Outgoing US First Lady Melania Trump has made a swipe at President Donald Trump's supporters, saying she is "disappointed" and "disheartened" by the Capitol riot that rocked Washington DC last week.
In one of her most revealing statements of her four-year stint, Melania thanked the "millions" of Americans who had supported her and her husband and said it had been the "honour of my lifetime to serve as your First Lady".
She described the events at the US Capitol as "tragic" and hit back at "salacious gossip, unwarranted personal attacks and false misleading accusations on me".
What those accusations are is unclear, though she copped criticism on Friday after CNN revealed the First Lady was overseeing a photo shoot during the siege for a coffee-table book and appeared "disinterested" by the chaos gripping the country.
Her detachment in addressing the country was indicative of being "checked out", said another White House source, who added, "she just isn't in a place mentally or emotionally anymore where she wants to get involved", the publication reported.
Her former friend and adviser Stephanie Winston Wolkoff also slammed the First Lady, penning a scathing op-ed accusing her of standing by while the President destroyed America.
Trump hit back, claiming she was a target by people who are "looking to be relevant and have an agenda".
She said her "heart goes out to" those killed during the violent riot and that she is "disappointed and disheartened with what happened last week".
"This time is solely about healing our country and its citizens. It should not be used for personal gain.
"Our Nation must heal in a civil manner. Make no mistake about it, I absolutely condemn the violence that has occurred on our Nation's Capitol. Violence is never acceptable."
She called on all Americans "to take a moment, pause, and look at things from all perspectives".
"I implore people to stop the violence, never make assumptions based on the colour of a person's skin or use differing political ideologies as a basis for aggression and viciousness. We must listen to one another, focus on what unites us, and rise above what divides us.
"It is inspiring to see that so many have found a passion and enthusiasm in participating in an election, but we must not allow that passion to turn to violence. Our path forward is to come together, find our commonalities, and be the kind and strong people that I know we are."
Most importantly, she said: "I ask for healing, grace, understanding, and peace for our great Nation."
She spent much of the statement reflecting on the "terrible pandemic" Covid-19 and the devastating effect it has had on her country with her husband in charge.
"Like all of you, I have reflected on the past year and how the invisible enemy, Covid-19, swept across our beautiful country," she said in the statement, titled Our Path Forward.
"It is these defining moments that we will look back and tell our grandchildren that through empathy, strength, and determination, we were able to restore the promise of our future.
"Each of you are the backbone of this country. You are the people who continue to make the United States of America what it is, and who have the incredible responsibility of preparing our future generations to leave everything better than they found it."
The BBC's Washington Correspondent Gary O'Donoghue described her statement as an "independent voice being demonstrated here, making clear her view".
"They're strong words. She's a woman who shuns the limelight significantly for most of the time, she's kept her counsel pretty closely, there's been the occasional moment where she's come out from behind the curtain. This is one of them."
He noted the timing of Trump's statement, "particularly when her husband is under so much pressure".

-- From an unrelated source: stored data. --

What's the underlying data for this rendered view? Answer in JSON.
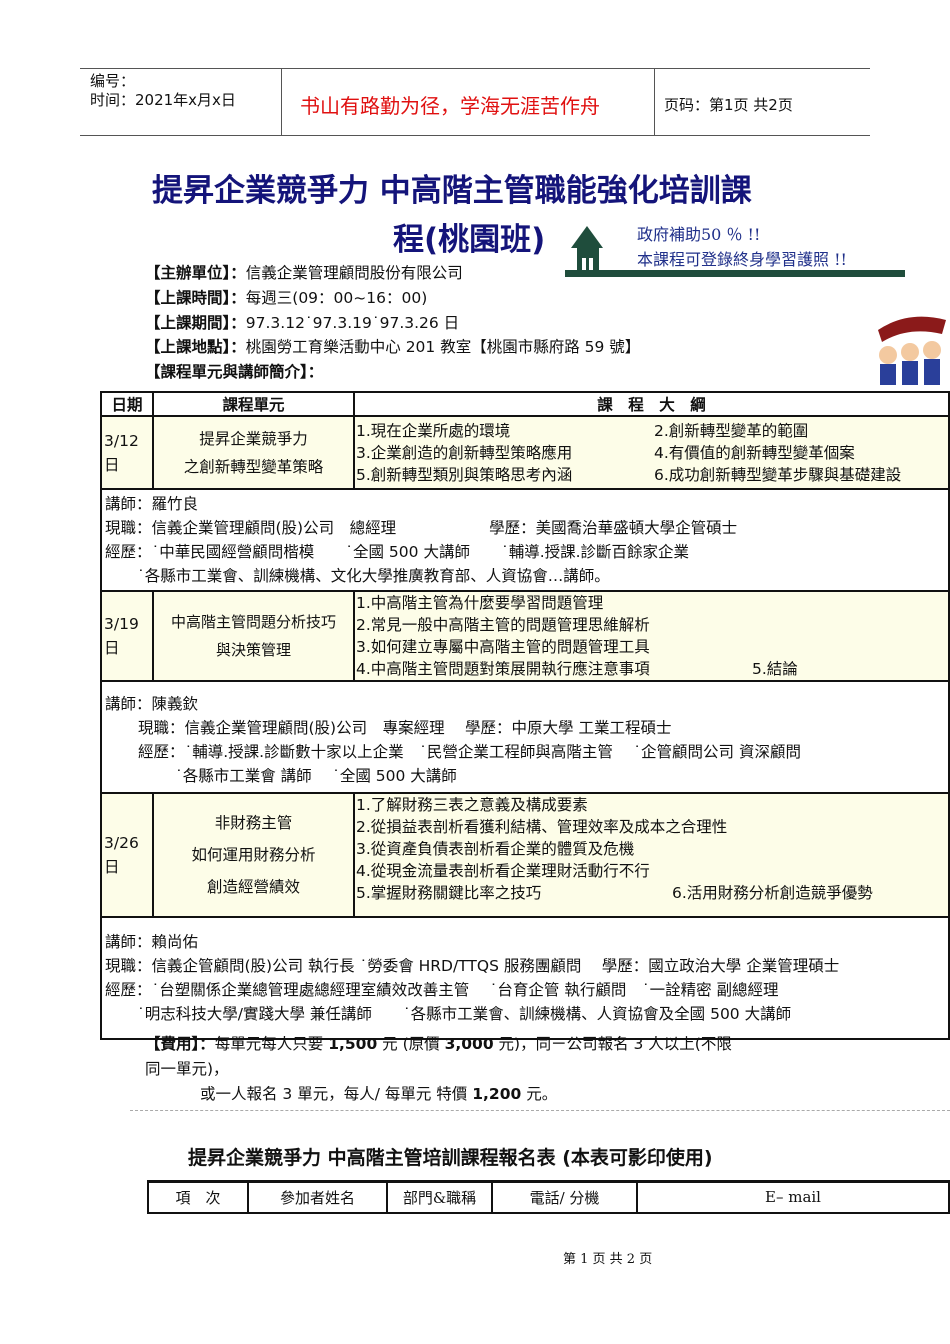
{
  "header": {
    "number_label": "编号：",
    "time_label": "时间：2021年x月x日",
    "slogan": "书山有路勤为径，学海无涯苦作舟",
    "page_label": "页码：第1页  共2页"
  },
  "title": {
    "line1": "提昇企業競爭力 中高階主管職能強化培訓課",
    "line2": "程(桃園班)"
  },
  "banner": {
    "line1": "政府補助50 ％ !!",
    "line2": "本課程可登錄終身學習護照 !!"
  },
  "info": [
    {
      "label": "【主辦單位】：",
      "value": "信義企業管理顧問股份有限公司"
    },
    {
      "label": "【上課時間】：",
      "value": "每週三(09：00~16：00)"
    },
    {
      "label": "【上課期間】：",
      "value": "97.3.12˙97.3.19˙97.3.26 日"
    },
    {
      "label": "【上課地點】：",
      "value": "桃園勞工育樂活動中心 201 教室【桃園市縣府路 59 號】"
    },
    {
      "label": "【課程單元與講師簡介】：",
      "value": ""
    }
  ],
  "table": {
    "headers": [
      "日期",
      "課程單元",
      "課　程　大　綱"
    ],
    "rows": [
      {
        "date": "3/12\n日",
        "unit": [
          "提昇企業競爭力",
          "之創新轉型變革策略"
        ],
        "outline": [
          [
            "1.現在企業所處的環境",
            "2.創新轉型變革的範圍"
          ],
          [
            "3.企業創造的創新轉型策略應用",
            "4.有價值的創新轉型變革個案"
          ],
          [
            "5.創新轉型類別與策略思考內涵",
            "6.成功創新轉型變革步驟與基礎建設"
          ]
        ],
        "instructor": [
          "講師：羅竹良",
          "現職：信義企業管理顧問(股)公司　總經理　　　　　　學歷：美國喬治華盛頓大學企管碩士",
          "經歷：˙中華民國經營顧問楷模　　˙全國 500 大講師　　˙輔導.授課.診斷百餘家企業",
          "˙各縣市工業會、訓練機構、文化大學推廣教育部、人資協會…講師。"
        ]
      },
      {
        "date": "3/19\n日",
        "unit": [
          "中高階主管問題分析技巧",
          "與決策管理"
        ],
        "outline": [
          [
            "1.中高階主管為什麼要學習問題管理",
            ""
          ],
          [
            "2.常見一般中高階主管的問題管理思維解析",
            ""
          ],
          [
            "3.如何建立專屬中高階主管的問題管理工具",
            ""
          ],
          [
            "4.中高階主管問題對策展開執行應注意事項",
            "5.結論"
          ]
        ],
        "instructor": [
          "講師：陳義欽",
          "現職：信義企業管理顧問(股)公司　專案經理　 學歷：中原大學 工業工程碩士",
          "經歷：˙輔導.授課.診斷數十家以上企業　˙民營企業工程師與高階主管　 ˙企管顧問公司 資深顧問",
          "˙各縣市工業會 講師　 ˙全國 500 大講師"
        ]
      },
      {
        "date": "3/26\n日",
        "unit": [
          "非財務主管",
          "如何運用財務分析",
          "創造經營績效"
        ],
        "outline": [
          [
            "1.了解財務三表之意義及構成要素",
            ""
          ],
          [
            "2.從損益表剖析看獲利結構、管理效率及成本之合理性",
            ""
          ],
          [
            "3.從資產負債表剖析看企業的體質及危機",
            ""
          ],
          [
            "4.從現金流量表剖析看企業理財活動行不行",
            ""
          ],
          [
            "5.掌握財務關鍵比率之技巧",
            "6.活用財務分析創造競爭優勢"
          ]
        ],
        "instructor": [
          "講師：賴尚佑",
          "現職：信義企管顧問(股)公司 執行長 ˙勞委會 HRD/TTQS 服務團顧問　 學歷：國立政治大學 企業管理碩士",
          "經歷：˙台塑關係企業總管理處總經理室績效改善主管　 ˙台育企管 執行顧問　˙一詮精密 副總經理",
          "˙明志科技大學/實踐大學 兼任講師　　˙各縣市工業會、訓練機構、人資協會及全國 500 大講師"
        ]
      }
    ]
  },
  "fee": {
    "label": "【費用】：",
    "line1a": "每單元每人只要 ",
    "p1": "1,500",
    "line1b": " 元 (原價 ",
    "p2": "3,000",
    "line1c": " 元)，同ㄧ公司報名 3 人以上(不限",
    "line2": "同一單元)，",
    "line3a": "或一人報名 3 單元，每人/ 每單元 特價 ",
    "p3": "1,200",
    "line3b": " 元。"
  },
  "form": {
    "title": "提昇企業競爭力  中高階主管培訓課程報名表 (本表可影印使用)",
    "headers": [
      "項　次",
      "參加者姓名",
      "部門&職稱",
      "電話/ 分機",
      "E– mail"
    ]
  },
  "footer": {
    "page": "第 1 页 共 2 页"
  }
}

"For her to come out and say this, she has in the past indicated perhaps she's not entirely on the same page as the President".
Speaker of the House Nancy Pelosi, along with US Democrats, said they would push to remove Donald Trump from office during the final days of his administration after his supporters' violent attack on the Capitol, with some Republicans supporting the move.
The President could face a historic second impeachment before the January 20 inauguration of Democrat Joe Biden, at a time when the United States is hit by a surging pandemic, a flagging economy and searing division.
Pelosi, the top Democrat in Congress, said there would be a resolution calling for the Cabinet to remove Trump as unfit for office under the Constitution's 25th amendment.
In an interview with 60 Minutes US overnight, Pelosi described the President as "deranged, unhinged, and dangerous".
"We're only a number of days until we can be protected from him but he has done something so serious that there should be prosecution against him".
If Vice-President Mike Pence does not agree to invoke the amendment, "we will proceed with bringing impeachment legislation" in the House, Pelosi said earlier.
"As the days go by, the horror of the ongoing assault on our democracy perpetrated by this President is intensified and so is the immediate need for action."
Trump was already impeached once by the Democratic-controlled House in December 2019 for pressuring the Ukrainian president to dig up political dirt on Biden.
He was acquitted by the Republican-majority Senate.
Though time is running short, Democrats likely have the votes in the House to impeach Trump again and could draw increased Republican support for the move, AFP reports.
But they are unlikely to muster the two-thirds majority needed to convict Trump in the 100-member Senate and remove him from office.